R&D AI Security Interpretability

Opening the Hood: Detecting Architectural Backdoors in AI Models

Tim Schulz

May 21, 2026

8:25

At Cackalacky 2026, Starseer CEO Tim Schulz presented Opening the Hood: Detecting Architectural Backdoors in AI Models, a practitioner-level walkthrough of how AI models get compromised, why traditional security tools miss it, and what detection at each layer of the model stack actually looks like. The full slide deck is available as a free download at the end of this post.

This post summarizes the key ideas from the talk for teams who are deploying AI in production and want to understand what they're actually trusting when they download and run a model.

Download the full presentation

30 slides covering the AI model supply chain, four-layer attack surface, sleeper agent mechanics, and practical detection approaches.

Download PDF

You are already running local models

The talk opens with a premise most security teams haven't fully internalized: you are already running AI models on your infrastructure, whether you chose to or not. Apple Intelligence ships a ~3B parameter model on every iPhone. Gemini Nano runs locally on Pixel keyboards and Samsung devices. Copilot autocomplete runs small completion models alongside your IDE. Your antivirus vendor ships classifier models as part of its EDR agent. None of these have a SHA the user can verify against a vendor-published manifest.

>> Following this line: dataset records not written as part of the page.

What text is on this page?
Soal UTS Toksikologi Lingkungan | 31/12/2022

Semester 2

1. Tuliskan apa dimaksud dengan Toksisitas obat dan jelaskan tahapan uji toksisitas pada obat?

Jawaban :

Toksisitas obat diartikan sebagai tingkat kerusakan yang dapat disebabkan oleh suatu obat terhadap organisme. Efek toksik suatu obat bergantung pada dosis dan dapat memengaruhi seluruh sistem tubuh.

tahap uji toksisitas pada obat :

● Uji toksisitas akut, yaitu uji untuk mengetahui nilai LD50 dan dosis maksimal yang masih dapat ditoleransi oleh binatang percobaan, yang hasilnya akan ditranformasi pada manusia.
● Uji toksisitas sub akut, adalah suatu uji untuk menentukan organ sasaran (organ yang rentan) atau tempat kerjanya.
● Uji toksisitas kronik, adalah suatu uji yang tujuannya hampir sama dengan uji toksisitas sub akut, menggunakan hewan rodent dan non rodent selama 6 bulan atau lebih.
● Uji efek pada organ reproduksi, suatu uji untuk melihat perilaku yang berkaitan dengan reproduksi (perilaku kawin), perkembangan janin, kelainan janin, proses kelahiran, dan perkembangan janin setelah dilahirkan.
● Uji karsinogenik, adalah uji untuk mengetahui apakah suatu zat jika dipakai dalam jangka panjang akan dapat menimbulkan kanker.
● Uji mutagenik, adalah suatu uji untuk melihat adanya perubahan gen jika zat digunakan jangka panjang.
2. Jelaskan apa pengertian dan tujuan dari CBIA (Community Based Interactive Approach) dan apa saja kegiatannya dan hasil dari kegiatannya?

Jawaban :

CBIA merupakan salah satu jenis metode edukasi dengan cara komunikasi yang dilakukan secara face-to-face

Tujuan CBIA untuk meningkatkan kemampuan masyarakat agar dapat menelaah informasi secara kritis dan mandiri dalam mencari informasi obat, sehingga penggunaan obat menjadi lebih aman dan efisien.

For teams that are intentionally running local models, the supply chain picture is worse. Models don't ship from vendors. They ship from repositories. Hugging Face hosts over a million models, anyone can upload anything, and the "verified" badges added in 2024 mean less than most people assume. The model file you actually run was almost certainly not published by the original vendor. It was converted, quantized, and republished by a small number of community contributors, each of whom made decisions about how to transform the weights.

The gap between software security and AI security

Software has a mature security stack: SHA-256 for identity, SAST tools like Semgrep and CodeQL for static analysis, sandboxes and fuzzers and EDR for dynamic analysis. AI models have almost none of that. A hash of what, exactly? The file? The graph? The weights? Static analysis means "read" 70 billion floating-point parameters. Dynamic analysis is limited to input/output filtering and, at the frontier, interpretability.

This framing matters because it reveals where the industry's detection tooling actually is. We wrote about a similar structural gap in our analysis of BIML's latest research on AI security measurement. There is no security meter for AI. The tools that exist today are necessary but incomplete, and the gaps are precisely where the most dangerous threats hide.

Four layers, four attack surfaces

The core of the presentation is a four-layer model of the AI attack surface. Each layer has its own risks, and detection at each layer requires its own tools.

Layer 1: The Model File

The container itself. GGUF, safetensors, pickle, ONNX, Core ML. The first risk is the loader: PyTorch's torch.load() evaluates arbitrary Python on deserialization. Loading a model is running code. Beyond pickle RCE, risks include header smuggling (malformed fields, overlapping tensor offsets), tokenizer manipulation (custom merges that bias every prompt), hidden chat templates prepended before your input, extra files like modeling_xxx.py combined with trust_remote_code=True, and external data references in sharded formats where hashing one file misses the rest.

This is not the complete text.